Before you set up your file shares, you should analyze and document the access requirements for your directory tree. If possible, avoid intertwining trees for different groups of users, such as engineering and marketing. You should also consider separating directory trees by protocol, creating a tree for your SMB users and another for your NFS users.
Adding applications to the requirements increases managerial complexity, and one way to simplify the complexity is to avoid mixing directory trees for NFS applications with trees for SMB applications or users. As a best practice, separate the directory trees for NFS applications from your SMB trees and from your NFS trees for users.
If you do mix directory trees for SMB users with those for NFS users, as most administrators do, try to integrate your Active Directory and LDAP systems before you set up your directory tree. In particular, you should strive to properly synchronize your LDAP groups with your Active Directory groups. OneFS automatically matches an Active Directory group with an LDAP group when the relative distinguished name of the group is the same.
One strategy is, of course, to use the user mapping service to combine groups from AD and LDAP into a single identity. But an advanced strategy to avoid a dependence on the mapping service is to export from Active Directory a map of your Active Directory groups, convert them to the LDAP Data Interchange Format (LDIF), and then ingest the LDIF contents into your LDAP server.
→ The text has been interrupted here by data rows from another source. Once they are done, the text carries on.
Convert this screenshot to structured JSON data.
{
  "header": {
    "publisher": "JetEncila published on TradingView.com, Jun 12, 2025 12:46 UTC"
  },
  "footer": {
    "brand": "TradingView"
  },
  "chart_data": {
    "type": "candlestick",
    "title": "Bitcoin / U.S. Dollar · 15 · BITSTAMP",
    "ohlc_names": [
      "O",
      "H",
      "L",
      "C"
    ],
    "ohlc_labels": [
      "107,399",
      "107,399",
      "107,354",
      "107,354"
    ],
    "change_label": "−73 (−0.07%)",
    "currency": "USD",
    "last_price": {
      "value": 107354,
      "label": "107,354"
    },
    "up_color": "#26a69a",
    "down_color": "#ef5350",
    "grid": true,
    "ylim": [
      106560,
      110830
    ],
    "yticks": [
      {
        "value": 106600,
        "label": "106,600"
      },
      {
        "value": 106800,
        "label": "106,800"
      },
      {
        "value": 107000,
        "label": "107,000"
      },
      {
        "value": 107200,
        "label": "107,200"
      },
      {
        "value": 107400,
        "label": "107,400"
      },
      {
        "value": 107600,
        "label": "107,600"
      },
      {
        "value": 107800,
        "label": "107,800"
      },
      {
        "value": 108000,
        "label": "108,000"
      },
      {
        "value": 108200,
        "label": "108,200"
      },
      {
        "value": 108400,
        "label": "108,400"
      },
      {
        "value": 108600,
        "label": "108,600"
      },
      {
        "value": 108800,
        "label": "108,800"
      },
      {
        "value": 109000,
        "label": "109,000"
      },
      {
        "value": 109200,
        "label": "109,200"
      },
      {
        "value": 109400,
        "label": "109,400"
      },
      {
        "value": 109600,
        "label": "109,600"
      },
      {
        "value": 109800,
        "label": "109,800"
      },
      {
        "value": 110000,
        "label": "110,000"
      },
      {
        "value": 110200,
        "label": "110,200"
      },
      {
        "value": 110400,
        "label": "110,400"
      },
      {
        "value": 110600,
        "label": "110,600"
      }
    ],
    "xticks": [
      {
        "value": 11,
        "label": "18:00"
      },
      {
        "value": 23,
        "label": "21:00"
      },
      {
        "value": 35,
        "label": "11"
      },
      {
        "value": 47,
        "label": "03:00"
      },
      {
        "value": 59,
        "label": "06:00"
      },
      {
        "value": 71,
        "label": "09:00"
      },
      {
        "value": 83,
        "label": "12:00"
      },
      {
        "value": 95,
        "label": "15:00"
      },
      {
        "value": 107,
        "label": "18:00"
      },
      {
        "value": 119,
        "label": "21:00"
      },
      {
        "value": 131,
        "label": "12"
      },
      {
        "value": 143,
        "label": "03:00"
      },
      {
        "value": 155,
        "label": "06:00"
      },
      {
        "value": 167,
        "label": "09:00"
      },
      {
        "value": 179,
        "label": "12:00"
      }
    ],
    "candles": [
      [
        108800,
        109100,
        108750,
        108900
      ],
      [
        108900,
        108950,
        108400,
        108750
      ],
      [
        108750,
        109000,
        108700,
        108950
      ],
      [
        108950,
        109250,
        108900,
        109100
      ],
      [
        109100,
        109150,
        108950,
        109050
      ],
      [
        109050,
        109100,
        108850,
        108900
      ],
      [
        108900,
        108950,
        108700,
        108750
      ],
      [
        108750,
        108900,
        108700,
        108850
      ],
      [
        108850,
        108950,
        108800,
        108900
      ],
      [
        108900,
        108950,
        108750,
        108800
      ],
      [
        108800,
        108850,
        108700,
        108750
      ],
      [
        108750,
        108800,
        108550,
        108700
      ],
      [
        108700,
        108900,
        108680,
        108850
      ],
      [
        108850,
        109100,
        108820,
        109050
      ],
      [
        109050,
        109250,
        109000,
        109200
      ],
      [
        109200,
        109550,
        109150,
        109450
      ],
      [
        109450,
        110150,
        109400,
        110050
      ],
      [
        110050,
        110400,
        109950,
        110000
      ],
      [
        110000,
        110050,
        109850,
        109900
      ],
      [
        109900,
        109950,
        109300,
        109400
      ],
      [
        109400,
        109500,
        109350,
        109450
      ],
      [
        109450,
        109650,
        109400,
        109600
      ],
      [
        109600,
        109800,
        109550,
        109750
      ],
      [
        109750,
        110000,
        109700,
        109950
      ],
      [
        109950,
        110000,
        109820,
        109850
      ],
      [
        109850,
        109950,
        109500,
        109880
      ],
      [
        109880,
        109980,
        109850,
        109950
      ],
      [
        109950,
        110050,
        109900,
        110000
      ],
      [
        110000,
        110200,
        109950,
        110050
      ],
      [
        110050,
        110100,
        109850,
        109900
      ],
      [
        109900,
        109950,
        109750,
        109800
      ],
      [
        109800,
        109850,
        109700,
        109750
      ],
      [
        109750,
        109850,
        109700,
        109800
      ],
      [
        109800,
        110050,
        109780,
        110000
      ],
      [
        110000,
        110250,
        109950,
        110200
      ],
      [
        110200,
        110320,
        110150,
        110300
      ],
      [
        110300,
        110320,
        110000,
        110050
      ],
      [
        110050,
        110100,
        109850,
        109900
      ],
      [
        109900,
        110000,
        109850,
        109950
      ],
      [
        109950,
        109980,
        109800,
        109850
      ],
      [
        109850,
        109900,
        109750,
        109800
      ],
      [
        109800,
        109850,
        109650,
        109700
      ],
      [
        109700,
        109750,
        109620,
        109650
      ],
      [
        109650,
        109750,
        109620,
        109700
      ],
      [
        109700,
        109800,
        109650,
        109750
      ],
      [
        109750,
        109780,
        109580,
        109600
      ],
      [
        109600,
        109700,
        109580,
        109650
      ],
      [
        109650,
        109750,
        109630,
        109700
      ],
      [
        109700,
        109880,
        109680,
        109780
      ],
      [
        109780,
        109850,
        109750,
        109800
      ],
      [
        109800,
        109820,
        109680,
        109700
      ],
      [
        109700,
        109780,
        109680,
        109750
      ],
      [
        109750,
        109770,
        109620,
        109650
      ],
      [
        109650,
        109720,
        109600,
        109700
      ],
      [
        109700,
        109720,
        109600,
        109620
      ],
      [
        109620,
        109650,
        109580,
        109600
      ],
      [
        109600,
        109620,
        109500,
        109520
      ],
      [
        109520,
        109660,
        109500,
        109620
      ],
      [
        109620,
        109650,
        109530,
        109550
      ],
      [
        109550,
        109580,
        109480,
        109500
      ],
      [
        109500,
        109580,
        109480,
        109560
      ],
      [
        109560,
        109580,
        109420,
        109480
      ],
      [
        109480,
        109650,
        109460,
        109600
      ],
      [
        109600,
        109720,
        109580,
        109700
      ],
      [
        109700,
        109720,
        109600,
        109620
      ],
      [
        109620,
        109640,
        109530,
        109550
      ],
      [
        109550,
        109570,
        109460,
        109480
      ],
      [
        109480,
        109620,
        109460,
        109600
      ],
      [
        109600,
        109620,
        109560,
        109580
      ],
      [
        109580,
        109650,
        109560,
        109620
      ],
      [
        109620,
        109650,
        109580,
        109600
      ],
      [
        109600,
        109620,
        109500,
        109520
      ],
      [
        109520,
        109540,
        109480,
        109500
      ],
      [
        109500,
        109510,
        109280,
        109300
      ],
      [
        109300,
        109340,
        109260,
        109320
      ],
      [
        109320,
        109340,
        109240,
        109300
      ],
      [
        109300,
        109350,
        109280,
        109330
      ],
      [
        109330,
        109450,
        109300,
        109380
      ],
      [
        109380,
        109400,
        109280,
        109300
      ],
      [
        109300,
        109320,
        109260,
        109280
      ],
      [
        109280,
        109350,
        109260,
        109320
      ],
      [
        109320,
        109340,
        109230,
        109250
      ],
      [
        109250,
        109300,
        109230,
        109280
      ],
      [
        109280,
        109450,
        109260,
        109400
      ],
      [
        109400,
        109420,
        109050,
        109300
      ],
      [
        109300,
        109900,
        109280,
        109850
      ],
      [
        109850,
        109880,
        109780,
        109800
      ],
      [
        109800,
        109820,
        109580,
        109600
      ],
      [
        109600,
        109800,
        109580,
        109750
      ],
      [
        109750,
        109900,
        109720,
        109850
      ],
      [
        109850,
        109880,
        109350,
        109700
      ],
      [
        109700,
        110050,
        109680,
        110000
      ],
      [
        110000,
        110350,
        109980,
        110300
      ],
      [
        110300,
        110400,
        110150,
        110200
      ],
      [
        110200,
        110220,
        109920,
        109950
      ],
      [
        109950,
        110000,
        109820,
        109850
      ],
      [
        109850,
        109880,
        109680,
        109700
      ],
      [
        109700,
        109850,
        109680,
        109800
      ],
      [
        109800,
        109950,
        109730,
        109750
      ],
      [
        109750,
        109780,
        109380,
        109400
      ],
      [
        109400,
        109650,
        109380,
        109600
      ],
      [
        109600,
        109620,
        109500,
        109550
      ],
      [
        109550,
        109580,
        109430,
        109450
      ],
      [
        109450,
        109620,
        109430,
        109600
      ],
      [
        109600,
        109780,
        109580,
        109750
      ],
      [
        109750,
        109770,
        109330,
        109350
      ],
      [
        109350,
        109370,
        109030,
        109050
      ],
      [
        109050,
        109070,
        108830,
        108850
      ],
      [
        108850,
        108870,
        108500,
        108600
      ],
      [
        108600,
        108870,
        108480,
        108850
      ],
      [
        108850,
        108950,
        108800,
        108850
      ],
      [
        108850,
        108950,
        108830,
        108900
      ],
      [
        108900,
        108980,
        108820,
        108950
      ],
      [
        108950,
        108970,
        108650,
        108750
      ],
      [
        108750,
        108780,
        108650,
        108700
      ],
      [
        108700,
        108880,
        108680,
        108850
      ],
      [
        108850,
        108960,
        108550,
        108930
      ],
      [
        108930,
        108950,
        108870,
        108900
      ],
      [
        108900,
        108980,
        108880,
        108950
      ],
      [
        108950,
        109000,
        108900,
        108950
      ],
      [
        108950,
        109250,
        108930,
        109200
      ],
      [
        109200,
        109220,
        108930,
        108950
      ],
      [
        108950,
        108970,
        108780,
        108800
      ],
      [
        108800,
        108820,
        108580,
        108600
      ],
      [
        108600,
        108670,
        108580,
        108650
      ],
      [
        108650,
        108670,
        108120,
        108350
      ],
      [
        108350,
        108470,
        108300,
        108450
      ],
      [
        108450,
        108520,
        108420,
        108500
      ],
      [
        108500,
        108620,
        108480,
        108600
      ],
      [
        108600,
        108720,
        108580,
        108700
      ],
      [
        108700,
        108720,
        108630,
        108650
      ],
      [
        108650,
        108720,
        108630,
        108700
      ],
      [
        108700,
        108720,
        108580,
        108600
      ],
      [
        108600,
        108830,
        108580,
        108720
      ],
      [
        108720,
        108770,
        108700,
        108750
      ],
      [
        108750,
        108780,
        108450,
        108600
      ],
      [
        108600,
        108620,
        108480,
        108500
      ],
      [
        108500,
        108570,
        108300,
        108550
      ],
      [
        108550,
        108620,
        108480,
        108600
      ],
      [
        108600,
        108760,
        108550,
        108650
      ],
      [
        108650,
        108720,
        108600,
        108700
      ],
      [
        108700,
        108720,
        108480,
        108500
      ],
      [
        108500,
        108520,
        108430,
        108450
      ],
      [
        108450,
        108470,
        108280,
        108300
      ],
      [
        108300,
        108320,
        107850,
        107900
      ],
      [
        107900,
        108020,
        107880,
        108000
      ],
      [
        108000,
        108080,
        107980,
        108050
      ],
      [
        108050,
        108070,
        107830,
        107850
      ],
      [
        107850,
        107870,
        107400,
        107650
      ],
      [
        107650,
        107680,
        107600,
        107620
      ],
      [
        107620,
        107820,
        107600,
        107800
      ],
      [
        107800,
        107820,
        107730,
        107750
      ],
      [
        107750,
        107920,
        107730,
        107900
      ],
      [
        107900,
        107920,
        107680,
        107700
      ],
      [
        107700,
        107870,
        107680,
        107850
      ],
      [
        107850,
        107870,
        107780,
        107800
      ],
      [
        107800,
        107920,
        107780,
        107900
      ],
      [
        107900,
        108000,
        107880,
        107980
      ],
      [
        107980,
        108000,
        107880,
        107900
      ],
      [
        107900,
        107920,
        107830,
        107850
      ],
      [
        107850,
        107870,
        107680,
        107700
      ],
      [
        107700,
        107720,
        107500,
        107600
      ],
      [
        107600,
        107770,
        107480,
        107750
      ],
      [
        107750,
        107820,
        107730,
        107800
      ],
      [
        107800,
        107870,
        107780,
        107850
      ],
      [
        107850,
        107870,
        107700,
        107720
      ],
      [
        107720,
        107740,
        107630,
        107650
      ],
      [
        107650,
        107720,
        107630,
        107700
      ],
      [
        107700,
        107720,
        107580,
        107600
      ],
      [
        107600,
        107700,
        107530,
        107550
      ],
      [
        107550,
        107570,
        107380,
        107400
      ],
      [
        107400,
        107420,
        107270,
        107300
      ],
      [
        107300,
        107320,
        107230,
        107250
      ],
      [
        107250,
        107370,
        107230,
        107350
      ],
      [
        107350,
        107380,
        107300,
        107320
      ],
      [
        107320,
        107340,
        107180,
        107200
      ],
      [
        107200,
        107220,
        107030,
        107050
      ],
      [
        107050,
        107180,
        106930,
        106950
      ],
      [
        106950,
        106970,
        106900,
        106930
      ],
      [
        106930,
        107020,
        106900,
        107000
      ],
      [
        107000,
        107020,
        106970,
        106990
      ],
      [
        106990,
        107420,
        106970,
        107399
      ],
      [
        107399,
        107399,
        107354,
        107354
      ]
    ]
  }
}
The method is particularly useful if Active Directory is not using RFC 2307 attributes. Windows Server 2003 and Windows Server 2008, for instance, include a command-line tool named LDIFDE for exporting information in LDIF from Active Directory.
The result adds your independent group records from AD to LDAP, so that all your Linux and UNIX users receive the same GIDs and SIDs as your Windows users. It also gives you a chance to resolve GID collisions before they affect your PowerScale cluster.